What are the main benefits of async transcription for meeting notes?
Async gives the model the full audio context, which produces higher accuracy transcripts, simpler client-side integration (stateless REST calls with no WebSocket lifecycle to manage), and additional audio intelligence features configurable in the same API workflow.
Key terminology
Word Error Rate (WER): The standard ASR accuracy metric, calculated as substitutions plus deletions plus insertions divided by total reference words. A WER of 6% means roughly 6 words per 100 are transcribed incorrectly. Lower is better.
Diarization: The process of segmenting an audio stream by speaker identity, producing labeled output ("Speaker 1," "Speaker 2"). Gladia’s diarization is powered by pyannoteAI's Precision-2 model and runs as part of the async transcription pipeline, requiring full audio context.
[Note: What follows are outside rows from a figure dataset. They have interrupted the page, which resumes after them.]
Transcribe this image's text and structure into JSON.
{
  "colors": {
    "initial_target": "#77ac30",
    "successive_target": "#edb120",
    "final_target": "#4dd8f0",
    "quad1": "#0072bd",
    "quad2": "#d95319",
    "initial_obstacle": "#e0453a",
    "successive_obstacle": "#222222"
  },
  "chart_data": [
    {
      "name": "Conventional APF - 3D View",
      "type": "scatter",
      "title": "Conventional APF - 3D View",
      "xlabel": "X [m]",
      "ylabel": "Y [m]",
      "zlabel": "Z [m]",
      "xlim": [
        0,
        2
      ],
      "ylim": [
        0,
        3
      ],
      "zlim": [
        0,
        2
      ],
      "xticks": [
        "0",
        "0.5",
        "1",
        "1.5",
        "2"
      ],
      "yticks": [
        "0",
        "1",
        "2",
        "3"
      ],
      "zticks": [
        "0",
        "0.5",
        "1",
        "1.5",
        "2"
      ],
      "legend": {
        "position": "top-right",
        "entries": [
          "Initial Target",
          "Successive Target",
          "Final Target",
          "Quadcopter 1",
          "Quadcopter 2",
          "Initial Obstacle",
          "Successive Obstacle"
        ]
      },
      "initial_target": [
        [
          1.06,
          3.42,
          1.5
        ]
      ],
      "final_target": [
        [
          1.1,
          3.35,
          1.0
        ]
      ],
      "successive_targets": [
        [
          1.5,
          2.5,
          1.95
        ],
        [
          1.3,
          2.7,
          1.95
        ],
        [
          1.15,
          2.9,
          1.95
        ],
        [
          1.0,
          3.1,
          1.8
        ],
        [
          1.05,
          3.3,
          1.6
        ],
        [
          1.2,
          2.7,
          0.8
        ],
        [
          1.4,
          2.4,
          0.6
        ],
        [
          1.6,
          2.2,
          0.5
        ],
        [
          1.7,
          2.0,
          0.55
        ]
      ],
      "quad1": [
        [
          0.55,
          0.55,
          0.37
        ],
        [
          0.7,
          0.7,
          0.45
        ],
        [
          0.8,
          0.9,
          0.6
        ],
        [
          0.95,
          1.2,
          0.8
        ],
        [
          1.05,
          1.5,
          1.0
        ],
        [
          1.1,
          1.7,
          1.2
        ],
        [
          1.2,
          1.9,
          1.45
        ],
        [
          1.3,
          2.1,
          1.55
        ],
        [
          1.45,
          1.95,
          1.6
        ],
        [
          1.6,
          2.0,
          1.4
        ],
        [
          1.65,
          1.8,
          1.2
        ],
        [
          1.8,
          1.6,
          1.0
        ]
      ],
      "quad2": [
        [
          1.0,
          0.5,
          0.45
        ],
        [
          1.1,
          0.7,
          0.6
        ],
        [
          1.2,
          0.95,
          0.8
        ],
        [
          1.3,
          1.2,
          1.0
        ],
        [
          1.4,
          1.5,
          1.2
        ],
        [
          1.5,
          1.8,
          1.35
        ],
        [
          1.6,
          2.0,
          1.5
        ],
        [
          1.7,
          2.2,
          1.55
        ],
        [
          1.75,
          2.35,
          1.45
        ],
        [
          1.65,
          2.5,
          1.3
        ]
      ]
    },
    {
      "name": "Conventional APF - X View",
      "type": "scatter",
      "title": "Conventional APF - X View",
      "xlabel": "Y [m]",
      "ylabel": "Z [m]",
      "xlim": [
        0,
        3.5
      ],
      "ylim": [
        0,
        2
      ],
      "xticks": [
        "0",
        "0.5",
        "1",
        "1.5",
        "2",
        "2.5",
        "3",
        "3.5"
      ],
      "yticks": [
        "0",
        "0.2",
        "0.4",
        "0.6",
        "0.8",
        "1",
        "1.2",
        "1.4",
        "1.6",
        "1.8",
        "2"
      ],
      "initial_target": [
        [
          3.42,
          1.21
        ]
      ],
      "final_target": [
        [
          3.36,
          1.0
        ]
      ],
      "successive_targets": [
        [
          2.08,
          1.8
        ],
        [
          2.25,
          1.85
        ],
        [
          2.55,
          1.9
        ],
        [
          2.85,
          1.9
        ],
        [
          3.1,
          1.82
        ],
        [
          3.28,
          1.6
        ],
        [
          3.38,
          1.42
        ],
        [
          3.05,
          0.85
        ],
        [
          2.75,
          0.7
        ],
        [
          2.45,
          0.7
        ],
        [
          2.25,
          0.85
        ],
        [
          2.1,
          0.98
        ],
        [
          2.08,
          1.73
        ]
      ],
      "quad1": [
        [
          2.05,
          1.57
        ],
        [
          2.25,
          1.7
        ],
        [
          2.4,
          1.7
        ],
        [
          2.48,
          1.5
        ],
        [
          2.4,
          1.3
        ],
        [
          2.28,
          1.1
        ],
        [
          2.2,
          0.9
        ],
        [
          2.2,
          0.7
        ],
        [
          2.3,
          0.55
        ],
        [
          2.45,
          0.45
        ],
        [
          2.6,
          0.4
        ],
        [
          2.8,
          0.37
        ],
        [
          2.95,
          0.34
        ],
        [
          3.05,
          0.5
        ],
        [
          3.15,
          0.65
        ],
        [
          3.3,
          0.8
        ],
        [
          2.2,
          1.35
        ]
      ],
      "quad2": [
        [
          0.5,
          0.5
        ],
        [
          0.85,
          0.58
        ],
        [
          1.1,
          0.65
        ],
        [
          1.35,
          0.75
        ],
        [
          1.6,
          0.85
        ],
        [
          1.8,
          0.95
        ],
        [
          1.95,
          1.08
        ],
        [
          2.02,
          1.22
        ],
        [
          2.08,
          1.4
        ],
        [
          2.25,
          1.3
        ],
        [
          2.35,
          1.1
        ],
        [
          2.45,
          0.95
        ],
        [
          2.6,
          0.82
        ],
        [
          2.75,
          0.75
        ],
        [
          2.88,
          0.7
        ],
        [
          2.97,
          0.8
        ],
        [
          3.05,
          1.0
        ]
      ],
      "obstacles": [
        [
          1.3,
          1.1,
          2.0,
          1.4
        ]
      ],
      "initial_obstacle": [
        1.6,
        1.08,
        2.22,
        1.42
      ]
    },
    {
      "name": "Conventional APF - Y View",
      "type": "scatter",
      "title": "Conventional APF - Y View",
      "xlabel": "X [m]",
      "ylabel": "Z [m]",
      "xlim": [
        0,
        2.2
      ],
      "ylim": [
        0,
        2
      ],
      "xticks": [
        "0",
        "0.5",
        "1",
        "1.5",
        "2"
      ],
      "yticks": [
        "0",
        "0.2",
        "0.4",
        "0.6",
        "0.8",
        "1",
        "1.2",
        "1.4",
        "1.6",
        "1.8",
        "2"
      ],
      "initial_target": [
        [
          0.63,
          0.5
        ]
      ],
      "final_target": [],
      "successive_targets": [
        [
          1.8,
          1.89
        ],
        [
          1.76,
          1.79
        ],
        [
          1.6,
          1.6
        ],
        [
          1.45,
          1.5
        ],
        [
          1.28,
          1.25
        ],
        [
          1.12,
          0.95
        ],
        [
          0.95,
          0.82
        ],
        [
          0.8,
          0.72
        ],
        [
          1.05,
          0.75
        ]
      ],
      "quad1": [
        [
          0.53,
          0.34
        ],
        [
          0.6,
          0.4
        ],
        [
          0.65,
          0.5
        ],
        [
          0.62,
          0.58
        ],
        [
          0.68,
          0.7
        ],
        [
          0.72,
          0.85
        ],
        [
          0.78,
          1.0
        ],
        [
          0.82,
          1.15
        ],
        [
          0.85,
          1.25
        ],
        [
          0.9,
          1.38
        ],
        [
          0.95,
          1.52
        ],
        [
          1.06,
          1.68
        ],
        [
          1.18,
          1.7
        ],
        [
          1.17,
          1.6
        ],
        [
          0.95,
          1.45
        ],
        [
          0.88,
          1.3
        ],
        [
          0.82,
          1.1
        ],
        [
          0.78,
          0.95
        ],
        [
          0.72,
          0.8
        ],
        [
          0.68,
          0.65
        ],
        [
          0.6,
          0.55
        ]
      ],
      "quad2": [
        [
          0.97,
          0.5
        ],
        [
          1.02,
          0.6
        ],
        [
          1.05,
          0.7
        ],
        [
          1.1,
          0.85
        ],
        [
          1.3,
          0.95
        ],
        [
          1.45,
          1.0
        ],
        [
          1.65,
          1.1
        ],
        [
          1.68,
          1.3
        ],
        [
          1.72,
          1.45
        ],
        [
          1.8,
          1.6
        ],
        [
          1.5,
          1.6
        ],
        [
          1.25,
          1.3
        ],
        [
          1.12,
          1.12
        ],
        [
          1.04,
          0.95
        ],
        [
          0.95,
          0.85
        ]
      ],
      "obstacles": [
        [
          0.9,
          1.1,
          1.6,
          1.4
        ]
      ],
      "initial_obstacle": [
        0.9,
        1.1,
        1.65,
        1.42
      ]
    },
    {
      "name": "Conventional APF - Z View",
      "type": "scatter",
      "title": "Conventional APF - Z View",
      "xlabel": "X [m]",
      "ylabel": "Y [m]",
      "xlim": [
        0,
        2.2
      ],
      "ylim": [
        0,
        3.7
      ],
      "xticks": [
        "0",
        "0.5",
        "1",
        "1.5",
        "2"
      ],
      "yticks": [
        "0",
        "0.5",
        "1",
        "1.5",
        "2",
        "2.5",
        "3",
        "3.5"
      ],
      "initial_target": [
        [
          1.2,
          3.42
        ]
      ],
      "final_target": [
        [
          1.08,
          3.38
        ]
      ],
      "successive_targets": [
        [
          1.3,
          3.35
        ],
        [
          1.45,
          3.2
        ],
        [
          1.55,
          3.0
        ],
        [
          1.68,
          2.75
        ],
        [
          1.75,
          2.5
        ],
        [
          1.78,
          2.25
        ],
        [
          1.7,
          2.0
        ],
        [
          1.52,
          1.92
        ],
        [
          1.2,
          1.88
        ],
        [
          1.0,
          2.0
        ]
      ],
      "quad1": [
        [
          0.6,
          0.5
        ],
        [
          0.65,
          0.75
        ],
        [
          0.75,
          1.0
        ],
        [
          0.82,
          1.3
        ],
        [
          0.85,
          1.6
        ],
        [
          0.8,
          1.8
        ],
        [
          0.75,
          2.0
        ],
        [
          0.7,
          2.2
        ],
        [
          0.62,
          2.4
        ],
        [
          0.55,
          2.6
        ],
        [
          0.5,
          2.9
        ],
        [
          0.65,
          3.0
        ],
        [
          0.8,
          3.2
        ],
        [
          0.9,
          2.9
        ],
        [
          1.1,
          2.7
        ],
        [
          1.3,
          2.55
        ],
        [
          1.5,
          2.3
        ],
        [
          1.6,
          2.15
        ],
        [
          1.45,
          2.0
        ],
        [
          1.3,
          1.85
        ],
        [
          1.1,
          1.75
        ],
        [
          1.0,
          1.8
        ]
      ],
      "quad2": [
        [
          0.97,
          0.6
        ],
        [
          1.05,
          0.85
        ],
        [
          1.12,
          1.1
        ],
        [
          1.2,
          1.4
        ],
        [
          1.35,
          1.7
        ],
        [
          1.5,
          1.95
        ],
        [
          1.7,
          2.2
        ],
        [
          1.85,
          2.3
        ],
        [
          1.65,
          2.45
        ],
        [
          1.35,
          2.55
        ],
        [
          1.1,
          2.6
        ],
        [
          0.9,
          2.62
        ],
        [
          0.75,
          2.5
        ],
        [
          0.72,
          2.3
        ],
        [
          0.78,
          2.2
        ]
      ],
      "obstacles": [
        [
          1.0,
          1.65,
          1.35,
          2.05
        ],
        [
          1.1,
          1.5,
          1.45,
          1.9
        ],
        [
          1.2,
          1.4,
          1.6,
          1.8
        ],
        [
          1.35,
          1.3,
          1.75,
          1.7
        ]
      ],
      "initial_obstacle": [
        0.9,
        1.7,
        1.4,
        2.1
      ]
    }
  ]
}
Code-switching: Mid-conversation language changes, where a speaker switches languages within or between utterances. Code-switching is a known challenge for ASR systems that rely on a fixed declared language, because mid-utterance language changes fall outside the model's expected phoneme distribution. Solaria-1 detects mid-utterance language transitions across 100+ languages and tags each segment with its identified language.
Endpointing: The mechanism a real-time ASR system uses to detect when a speaker finishes an utterance, triggering generation of a final stable transcript from accumulated partial results. Endpointing configuration directly affects perceived latency and the frequency of cut-off transcripts in voice agent pipelines.